The default Socket.IO namespace also supports health_check, returning a health report through its acknowledgement or a health_status event.

Backups

Create a MongoDB backup with an explicit checkout and destination:

APP_DIR=/path/to/checkout \
  BACKUP_DIR=/path/to/backups \
  scripts/backup-mongo.sh

The script creates gzip archives and retains 7 daily, 4 weekly, and 3 monthly local backups. Set BACKUP_S3_URI and the documented AWS-compatible variables to copy new archives off-server.

Backups are only useful if restore is tested periodically against non-production data. Monitor backup age, size, and off-server upload failures.

Restore

Restore is destructive: mongorestore --drop replaces matching collections in the target database. Verify the archive, target URI, and current backup before continuing.
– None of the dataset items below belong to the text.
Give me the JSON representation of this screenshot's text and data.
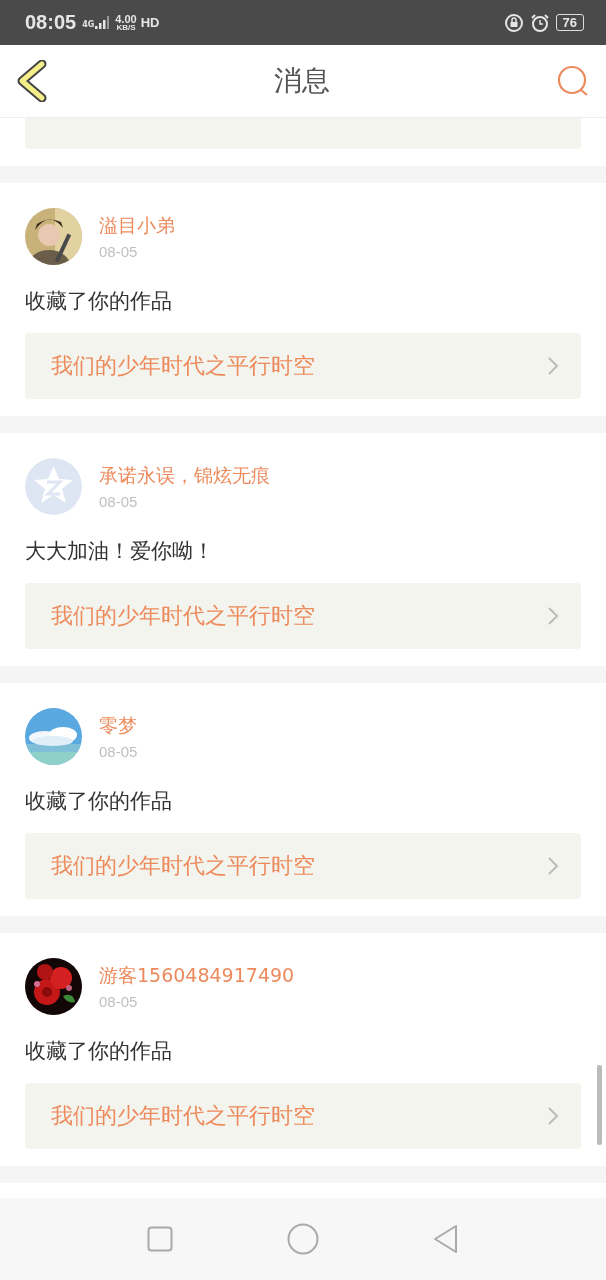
{
  "status_bar": {
    "time": "08:05",
    "network": "4G",
    "speed": "4.00",
    "speed_unit": "KB/S",
    "hd": "HD",
    "battery": "76"
  },
  "header": {
    "title": "消息"
  },
  "messages": [
    {
      "name": "溢目小弟",
      "date": "08-05",
      "text": "收藏了你的作品",
      "work": "我们的少年时代之平行时空"
    },
    {
      "avatar": {
        "kind": "default"
      },
      "name": "承诺永误，锦炫无痕",
      "date": "08-05",
      "text": "大大加油！爱你呦！",
      "work": "我们的少年时代之平行时空"
    },
    {
      "name": "零梦",
      "date": "08-05",
      "text": "收藏了你的作品",
      "work": "我们的少年时代之平行时空"
    },
    {
      "name": "游客1560484917490",
      "date": "08-05",
      "text": "收藏了你的作品",
      "work": "我们的少年时代之平行时空"
    }
  ]
}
APP_DIR=/path/to/checkout \
  scripts/restore-mongo.sh /path/to/letscube-mongo-backup.archive.gz

The script requires typing RESTORE. Never test restore against the production database.

Disk And Log Retention

Keep enough free space for a cold application image build as well as current and rollback images. On the current small VPS class, 8–10 GB free is a practical operating target; investigate at roughly 75% filesystem use and treat 85% as critical.

Inspect before deleting:

df -h /
docker system df -v
journalctl --disk-usage
du -sh /path/to/backups

Safe retention principles:

  • keep the current image and at least two known-good rollback revisions;
  • prune old unused build cache and dangling images, not in-use images;
  • configure bounded Docker and systemd-journal retention;
  • keep backup retention explicit; and
  • never prune Docker volumes as routine cleanup.
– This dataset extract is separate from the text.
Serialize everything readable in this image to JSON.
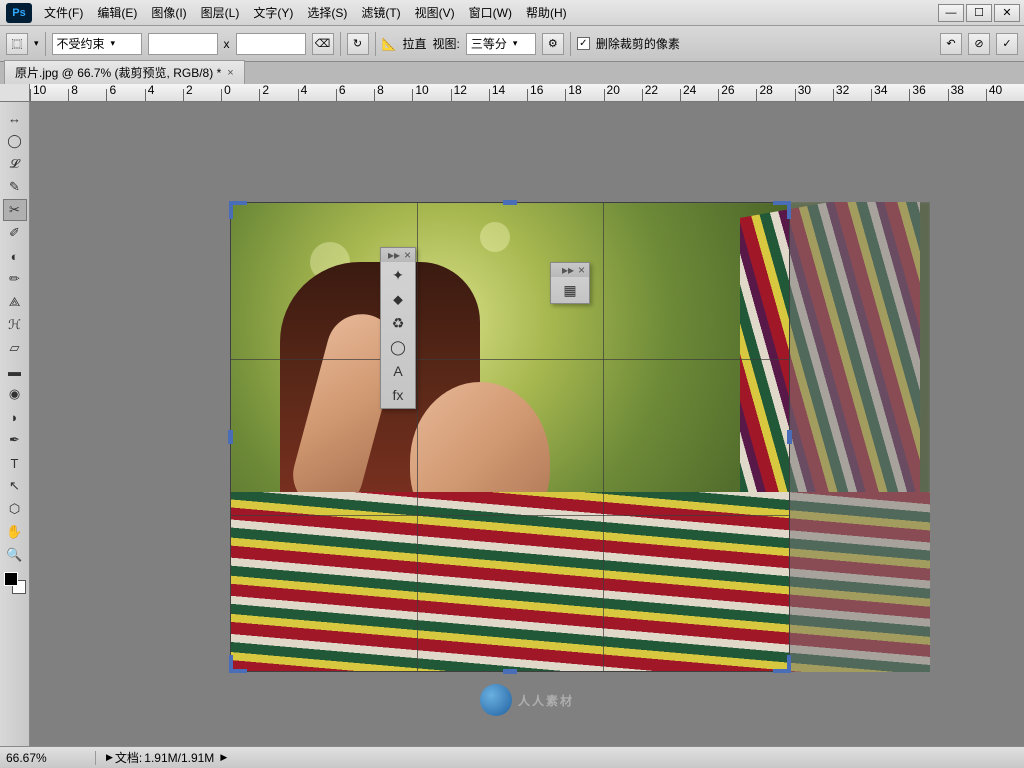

See the backup scripts before changing retention paths or schedules. Cron and other host automation are external state; inspect the deployed account's actual crontab rather than assuming the repository documents its current schedule.

Moving To A New VPS

  1. Snapshot the old VPS and take a fresh off-server MongoDB backup.
  2. Provision Docker Engine and Compose on the new host.
  3. Clone the repository and create a fresh .env.prod.
  4. Install or copy TLS certificates securely.
  5. Start MongoDB, PostgreSQL, and Redis.
  6. Restore MongoDB and apply PostgreSQL migrations.
  7. Start API, Socket.IO, and nginx.
  8. Test login, room creation/join, timing, reconnect, health, backups, and restore against non-production data.
  9. Confirm data services are not publicly reachable.
  10. Move DNS and retain the old VPS until the new stack is stable.